Are the new PARCC and Smarter Balanced Tests Too Difficult?

       Public schools across the country are now using the new PARCC and Smarter Balanced assessments in Mathematics and English/Language Arts in grades 3 to high school.  Aside from the political commentary about these tests, some teachers have concerns that they are too difficult for their students.  Along with this concern comes concerns about hurting students' self-esteem, battling parents' perceptions of their children's abilities, and aligning earned course grades with earned PARCC and Smarter Balanced scores.

       I have heard and read comments that say that these tests are good for students who are very strong academically, but that they are inappropriate for students who are average or below average.  Sometimes parents have commented on sample problems and have stated that they are too hard for the students.

       The standards that these tests are written to are aligned to world-class education standards.  I realize that "world-class" is a buzz word, but I agree that these standards (and associated tests) represent an uptick with regard to rigor compared to those that they are replacing.  We know that too many of our students get good grades in elementary and middle school and then struggle with subjects in high school.  Or, they do fine (in terms of course grades) even through high school, but then they do poorly on the SAT or ACT.  We also know that many students graduate from high school, go to college, and do not graduate from college. (see college graduation rates)

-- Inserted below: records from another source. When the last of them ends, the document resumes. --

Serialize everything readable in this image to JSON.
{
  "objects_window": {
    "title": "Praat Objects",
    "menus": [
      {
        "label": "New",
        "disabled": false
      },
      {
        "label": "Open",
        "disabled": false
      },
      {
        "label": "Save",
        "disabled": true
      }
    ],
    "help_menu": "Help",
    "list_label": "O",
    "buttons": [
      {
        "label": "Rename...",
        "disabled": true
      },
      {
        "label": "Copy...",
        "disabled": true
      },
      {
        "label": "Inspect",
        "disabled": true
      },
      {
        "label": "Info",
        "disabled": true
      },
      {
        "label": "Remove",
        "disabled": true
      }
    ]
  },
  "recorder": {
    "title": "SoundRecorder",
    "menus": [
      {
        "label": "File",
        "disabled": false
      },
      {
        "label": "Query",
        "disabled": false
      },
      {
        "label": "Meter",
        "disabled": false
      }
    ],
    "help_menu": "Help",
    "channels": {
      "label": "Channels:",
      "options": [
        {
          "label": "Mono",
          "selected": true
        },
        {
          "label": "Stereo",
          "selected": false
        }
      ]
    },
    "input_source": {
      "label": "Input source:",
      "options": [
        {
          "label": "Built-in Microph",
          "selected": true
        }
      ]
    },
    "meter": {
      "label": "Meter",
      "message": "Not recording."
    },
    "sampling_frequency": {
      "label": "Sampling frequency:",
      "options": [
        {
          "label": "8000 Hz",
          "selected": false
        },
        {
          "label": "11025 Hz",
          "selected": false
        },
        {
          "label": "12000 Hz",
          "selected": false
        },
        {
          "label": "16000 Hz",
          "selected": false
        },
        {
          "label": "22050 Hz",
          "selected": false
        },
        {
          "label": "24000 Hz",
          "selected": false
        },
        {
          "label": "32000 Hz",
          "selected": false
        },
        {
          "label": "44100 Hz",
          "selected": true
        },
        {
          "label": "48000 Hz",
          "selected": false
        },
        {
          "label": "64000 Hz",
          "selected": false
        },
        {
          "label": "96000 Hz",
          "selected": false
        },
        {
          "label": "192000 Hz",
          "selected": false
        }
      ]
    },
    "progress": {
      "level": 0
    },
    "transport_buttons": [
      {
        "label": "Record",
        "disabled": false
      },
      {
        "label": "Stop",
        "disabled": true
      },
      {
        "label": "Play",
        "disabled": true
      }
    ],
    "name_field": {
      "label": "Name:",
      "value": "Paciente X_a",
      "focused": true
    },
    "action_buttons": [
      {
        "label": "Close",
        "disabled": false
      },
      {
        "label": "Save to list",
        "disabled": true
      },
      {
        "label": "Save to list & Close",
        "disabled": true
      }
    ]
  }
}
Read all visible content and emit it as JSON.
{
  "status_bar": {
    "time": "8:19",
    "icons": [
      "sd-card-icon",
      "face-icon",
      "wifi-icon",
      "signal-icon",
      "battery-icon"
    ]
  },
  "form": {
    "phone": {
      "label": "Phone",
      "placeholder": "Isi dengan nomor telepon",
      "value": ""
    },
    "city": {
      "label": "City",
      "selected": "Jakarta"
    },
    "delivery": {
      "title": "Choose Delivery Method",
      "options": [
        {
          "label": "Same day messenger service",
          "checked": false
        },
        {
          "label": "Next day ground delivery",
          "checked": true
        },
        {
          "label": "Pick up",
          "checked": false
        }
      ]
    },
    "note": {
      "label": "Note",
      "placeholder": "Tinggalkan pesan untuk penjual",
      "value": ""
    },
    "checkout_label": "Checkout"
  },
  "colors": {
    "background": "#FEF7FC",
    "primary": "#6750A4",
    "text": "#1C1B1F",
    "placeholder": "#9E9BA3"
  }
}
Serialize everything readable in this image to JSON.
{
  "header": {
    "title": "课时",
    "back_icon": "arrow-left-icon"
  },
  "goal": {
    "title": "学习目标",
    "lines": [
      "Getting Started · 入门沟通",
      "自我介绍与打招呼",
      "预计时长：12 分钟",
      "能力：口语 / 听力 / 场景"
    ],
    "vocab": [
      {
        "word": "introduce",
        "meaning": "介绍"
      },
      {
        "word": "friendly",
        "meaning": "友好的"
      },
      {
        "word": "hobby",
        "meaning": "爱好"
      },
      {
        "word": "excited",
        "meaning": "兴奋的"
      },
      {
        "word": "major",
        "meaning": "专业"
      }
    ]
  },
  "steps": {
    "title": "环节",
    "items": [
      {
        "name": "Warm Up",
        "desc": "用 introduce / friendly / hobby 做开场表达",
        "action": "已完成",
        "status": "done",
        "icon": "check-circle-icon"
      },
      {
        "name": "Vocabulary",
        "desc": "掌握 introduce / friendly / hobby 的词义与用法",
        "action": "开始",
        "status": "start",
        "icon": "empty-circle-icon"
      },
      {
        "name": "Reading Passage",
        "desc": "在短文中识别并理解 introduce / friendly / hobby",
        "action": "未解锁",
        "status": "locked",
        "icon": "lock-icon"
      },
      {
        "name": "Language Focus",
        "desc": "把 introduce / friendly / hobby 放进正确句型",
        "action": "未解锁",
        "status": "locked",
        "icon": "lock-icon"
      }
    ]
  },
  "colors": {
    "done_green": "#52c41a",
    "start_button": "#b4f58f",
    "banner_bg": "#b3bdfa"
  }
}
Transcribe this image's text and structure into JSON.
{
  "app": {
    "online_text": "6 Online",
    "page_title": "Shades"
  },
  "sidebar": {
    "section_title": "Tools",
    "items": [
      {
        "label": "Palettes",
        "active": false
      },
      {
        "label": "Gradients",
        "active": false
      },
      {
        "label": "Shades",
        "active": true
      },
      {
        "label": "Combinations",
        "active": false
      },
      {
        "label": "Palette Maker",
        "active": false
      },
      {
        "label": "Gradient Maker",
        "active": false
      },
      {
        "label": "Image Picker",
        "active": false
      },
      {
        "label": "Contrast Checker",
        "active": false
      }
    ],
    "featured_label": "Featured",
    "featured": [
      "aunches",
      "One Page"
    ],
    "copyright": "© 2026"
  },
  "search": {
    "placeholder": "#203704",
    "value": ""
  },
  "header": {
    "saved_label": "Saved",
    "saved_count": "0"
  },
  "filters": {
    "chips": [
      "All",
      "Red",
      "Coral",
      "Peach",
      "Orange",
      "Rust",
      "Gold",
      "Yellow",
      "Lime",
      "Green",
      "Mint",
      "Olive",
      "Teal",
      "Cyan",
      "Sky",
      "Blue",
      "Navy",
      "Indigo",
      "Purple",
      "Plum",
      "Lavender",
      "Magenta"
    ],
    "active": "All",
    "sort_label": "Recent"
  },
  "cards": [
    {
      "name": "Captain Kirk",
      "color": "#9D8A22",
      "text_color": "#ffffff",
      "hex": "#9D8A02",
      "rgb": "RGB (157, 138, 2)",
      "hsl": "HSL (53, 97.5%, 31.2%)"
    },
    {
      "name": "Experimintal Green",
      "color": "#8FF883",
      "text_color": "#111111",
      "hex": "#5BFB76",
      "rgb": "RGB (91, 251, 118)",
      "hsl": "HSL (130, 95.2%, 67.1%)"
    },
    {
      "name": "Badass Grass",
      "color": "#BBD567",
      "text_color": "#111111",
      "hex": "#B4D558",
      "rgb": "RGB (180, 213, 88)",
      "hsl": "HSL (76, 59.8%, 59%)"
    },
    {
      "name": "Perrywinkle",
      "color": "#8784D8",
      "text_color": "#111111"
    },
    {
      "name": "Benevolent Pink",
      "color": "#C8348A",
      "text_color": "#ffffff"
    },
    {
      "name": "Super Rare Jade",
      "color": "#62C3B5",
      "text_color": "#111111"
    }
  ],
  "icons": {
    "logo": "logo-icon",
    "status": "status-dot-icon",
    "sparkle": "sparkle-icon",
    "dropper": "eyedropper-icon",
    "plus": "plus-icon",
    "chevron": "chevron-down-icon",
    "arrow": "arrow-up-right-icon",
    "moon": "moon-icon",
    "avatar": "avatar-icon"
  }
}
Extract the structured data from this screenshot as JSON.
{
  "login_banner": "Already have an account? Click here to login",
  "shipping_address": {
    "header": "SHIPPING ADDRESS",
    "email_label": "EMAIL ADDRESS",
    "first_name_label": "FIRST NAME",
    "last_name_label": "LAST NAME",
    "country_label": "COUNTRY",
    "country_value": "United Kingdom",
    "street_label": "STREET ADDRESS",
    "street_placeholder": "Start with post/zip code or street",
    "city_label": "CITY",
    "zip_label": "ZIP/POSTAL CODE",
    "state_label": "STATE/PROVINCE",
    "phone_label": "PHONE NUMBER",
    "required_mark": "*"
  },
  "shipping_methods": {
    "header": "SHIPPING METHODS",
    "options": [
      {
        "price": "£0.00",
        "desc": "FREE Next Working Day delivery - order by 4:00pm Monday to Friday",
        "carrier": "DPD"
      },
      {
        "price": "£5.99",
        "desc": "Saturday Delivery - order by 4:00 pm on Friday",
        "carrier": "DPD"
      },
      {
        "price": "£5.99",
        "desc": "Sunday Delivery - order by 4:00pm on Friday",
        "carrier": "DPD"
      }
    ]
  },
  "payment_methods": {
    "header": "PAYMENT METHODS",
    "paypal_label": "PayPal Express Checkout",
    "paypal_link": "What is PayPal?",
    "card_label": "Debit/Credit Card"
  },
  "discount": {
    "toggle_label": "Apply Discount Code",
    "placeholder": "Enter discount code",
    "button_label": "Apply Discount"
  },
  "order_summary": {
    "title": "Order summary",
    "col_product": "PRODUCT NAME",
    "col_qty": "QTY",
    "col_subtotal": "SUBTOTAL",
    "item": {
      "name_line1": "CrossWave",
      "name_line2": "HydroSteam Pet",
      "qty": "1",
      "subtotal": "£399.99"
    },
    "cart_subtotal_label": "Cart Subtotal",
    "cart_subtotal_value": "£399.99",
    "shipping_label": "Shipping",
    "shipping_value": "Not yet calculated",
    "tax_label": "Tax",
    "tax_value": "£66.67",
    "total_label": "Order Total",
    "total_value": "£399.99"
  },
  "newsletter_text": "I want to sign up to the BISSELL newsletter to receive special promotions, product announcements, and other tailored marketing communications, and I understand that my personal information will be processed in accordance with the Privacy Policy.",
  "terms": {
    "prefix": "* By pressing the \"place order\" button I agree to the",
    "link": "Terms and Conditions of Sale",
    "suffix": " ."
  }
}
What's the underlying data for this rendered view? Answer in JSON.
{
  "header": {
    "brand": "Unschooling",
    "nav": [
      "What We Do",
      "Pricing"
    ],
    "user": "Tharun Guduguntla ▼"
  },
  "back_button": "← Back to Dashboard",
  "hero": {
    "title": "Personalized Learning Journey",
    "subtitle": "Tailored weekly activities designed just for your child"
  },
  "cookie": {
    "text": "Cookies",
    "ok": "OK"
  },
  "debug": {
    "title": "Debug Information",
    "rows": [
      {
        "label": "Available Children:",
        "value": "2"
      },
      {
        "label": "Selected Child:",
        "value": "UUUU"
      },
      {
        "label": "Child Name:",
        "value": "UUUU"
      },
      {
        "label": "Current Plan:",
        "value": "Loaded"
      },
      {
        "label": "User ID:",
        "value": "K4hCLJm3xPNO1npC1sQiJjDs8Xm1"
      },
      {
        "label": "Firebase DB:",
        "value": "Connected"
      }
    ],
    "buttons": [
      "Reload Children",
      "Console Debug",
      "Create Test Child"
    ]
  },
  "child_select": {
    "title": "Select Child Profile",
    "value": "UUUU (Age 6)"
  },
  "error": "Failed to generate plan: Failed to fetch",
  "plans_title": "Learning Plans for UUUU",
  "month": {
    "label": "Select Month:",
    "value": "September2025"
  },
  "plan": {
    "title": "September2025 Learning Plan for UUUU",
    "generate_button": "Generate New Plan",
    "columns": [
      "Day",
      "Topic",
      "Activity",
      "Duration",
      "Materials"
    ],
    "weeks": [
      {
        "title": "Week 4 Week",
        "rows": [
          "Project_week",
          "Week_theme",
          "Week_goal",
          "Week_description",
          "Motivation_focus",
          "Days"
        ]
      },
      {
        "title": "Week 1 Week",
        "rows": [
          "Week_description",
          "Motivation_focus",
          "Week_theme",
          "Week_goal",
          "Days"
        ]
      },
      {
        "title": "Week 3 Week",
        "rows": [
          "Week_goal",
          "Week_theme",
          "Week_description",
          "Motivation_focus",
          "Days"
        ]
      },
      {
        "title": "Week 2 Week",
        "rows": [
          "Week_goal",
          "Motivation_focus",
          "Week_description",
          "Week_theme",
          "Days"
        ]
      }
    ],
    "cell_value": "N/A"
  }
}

       Hence, public schools are faced with this problem of students who appear to be learning and doing well in school, but then struggle with learning later.  We addressed this problem by incorporating tougher standards and putting in place assessments to see if the students are attaining these tougher standards.  In my opinion, this needs to happen; this must happen.  Nobody wants to see their own child struggling.    But we have to realize that this is already happening:


  • poor SAT/ACT scores
  • low AP scores
  • high percentages of students taking remedial math and english courses in college
  • students dropping out of college before earning a degree
       Until now, we have always been able to say "my kid gets good grades in school, so none of these other things matter to me".  But we have been fooling ourselves.  

       If we want students to be successful, we have to raise the standards (as we've done) and we have to insist on continually high standards throughout P-12 education.  This must happen.  Better education leads to better lives for our future adults--which leads to a better society for all of us.

       The tests are not too difficult.  We must, must, must insist on high standards, and we must do everything we can to help our students to achieve these higher standards.  I believe that our public schools will do exactly this in the years to come.  We will meet this challenge and we will raise student achievement and we will help to produce a society of educated people who are not afraid to face challenges, find solution, and succeed.